Prince Władysław Hieronim Sanguszko (20 September 1803 - 15 April 1870) was a Polish nobleman (szlachcic), landowner, and conservative politician.

Władysław participated in the November Uprising in 1830-1831. He was owner of Gumniśki estate and ran there an Arabian horse stud farm.
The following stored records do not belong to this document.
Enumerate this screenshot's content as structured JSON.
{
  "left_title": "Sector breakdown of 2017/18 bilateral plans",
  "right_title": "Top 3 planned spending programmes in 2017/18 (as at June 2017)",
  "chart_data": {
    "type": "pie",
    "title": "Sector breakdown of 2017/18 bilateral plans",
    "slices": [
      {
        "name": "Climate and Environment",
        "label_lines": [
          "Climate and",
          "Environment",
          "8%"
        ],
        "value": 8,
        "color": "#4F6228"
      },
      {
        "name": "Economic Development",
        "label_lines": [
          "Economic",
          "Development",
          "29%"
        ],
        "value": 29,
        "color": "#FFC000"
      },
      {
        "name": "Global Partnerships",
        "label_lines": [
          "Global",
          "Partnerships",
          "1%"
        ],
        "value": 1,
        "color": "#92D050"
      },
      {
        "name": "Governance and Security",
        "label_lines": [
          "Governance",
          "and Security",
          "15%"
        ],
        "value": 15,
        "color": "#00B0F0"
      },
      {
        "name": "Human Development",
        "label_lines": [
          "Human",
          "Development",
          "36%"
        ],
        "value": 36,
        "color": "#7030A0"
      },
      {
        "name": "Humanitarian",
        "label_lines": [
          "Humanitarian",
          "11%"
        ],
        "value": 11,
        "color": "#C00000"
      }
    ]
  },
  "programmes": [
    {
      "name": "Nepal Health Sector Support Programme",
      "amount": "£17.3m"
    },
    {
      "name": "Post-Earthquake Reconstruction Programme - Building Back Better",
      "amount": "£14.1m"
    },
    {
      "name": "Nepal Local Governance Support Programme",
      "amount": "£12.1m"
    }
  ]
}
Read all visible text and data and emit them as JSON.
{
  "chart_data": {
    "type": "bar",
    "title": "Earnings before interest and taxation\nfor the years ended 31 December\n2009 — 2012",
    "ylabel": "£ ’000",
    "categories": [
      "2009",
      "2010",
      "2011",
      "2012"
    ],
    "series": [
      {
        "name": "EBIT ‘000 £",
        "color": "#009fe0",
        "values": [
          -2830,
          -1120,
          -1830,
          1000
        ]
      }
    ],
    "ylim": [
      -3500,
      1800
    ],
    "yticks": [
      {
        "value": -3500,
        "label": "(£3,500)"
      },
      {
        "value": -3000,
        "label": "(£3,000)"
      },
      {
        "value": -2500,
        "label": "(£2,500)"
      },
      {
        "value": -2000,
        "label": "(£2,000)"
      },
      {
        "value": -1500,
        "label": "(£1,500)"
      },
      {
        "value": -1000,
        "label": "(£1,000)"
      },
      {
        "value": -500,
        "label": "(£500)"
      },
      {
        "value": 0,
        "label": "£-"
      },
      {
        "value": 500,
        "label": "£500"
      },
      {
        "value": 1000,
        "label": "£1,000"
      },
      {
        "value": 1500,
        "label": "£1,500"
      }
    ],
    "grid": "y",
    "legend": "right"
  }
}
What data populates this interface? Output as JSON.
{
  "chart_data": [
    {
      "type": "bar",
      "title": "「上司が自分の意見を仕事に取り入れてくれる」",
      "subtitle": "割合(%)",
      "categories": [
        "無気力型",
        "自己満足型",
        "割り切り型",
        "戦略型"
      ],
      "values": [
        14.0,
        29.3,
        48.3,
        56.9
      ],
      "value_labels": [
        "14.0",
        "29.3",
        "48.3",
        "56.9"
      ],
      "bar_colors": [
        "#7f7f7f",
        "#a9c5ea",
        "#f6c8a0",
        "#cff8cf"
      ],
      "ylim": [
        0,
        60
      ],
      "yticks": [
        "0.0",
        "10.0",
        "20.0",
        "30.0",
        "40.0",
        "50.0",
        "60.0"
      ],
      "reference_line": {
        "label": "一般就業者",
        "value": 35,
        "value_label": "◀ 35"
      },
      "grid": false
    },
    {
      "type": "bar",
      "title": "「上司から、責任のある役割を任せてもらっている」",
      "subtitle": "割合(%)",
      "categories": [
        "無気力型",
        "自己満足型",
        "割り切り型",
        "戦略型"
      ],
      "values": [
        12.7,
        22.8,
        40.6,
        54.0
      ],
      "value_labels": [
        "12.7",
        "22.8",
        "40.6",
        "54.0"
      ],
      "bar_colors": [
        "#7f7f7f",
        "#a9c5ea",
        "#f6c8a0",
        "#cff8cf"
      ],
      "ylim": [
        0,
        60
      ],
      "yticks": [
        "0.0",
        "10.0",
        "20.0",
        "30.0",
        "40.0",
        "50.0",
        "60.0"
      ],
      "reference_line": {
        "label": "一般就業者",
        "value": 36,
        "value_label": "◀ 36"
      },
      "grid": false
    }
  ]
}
From 1861 to 1869 member of the National Sejm in Galicia and member of the Herrenhaus. An opposite of the January Uprising of 1863-1864. Since 1854 chairman of the "Society of Friends of Arts" in Kraków.

==Family==

He was married to his maternal first cousin Princess Izabella Maria Lubomirska and had six children:

- Jadwiga Klementyna Sanguszko (28 October 1830 - 13 June 1918), who married Adam Stanisław Sapieha, and had seven children, including Władisław Leon and Adam Stefan Sapieha.
- Roman Damian Sanguszko (17 October 1832 - 11 January 1917), who married Karoline von Thun-Hohenstein.
- Pawel Roman Sanguszko (30 July 1834 - 15 July 1876), who married Maria Borch and had a daughter.
- Helena Marianna Sanguszko (15 April 1836 - 22 April 1891)
- Eustachy Stanisław Sanguszko (13 July 1842 - 2 April 1903), who married Konstancja Zamojski, and had a son.
- Anna Theophilia Sanguszko (1858 - 1912)

His older brother Prince Roman Sanguszko was compelled to walk the entire way to Siberia (about 3300 km) in chains for his part in the November Uprising by personal order of the Russian Czar.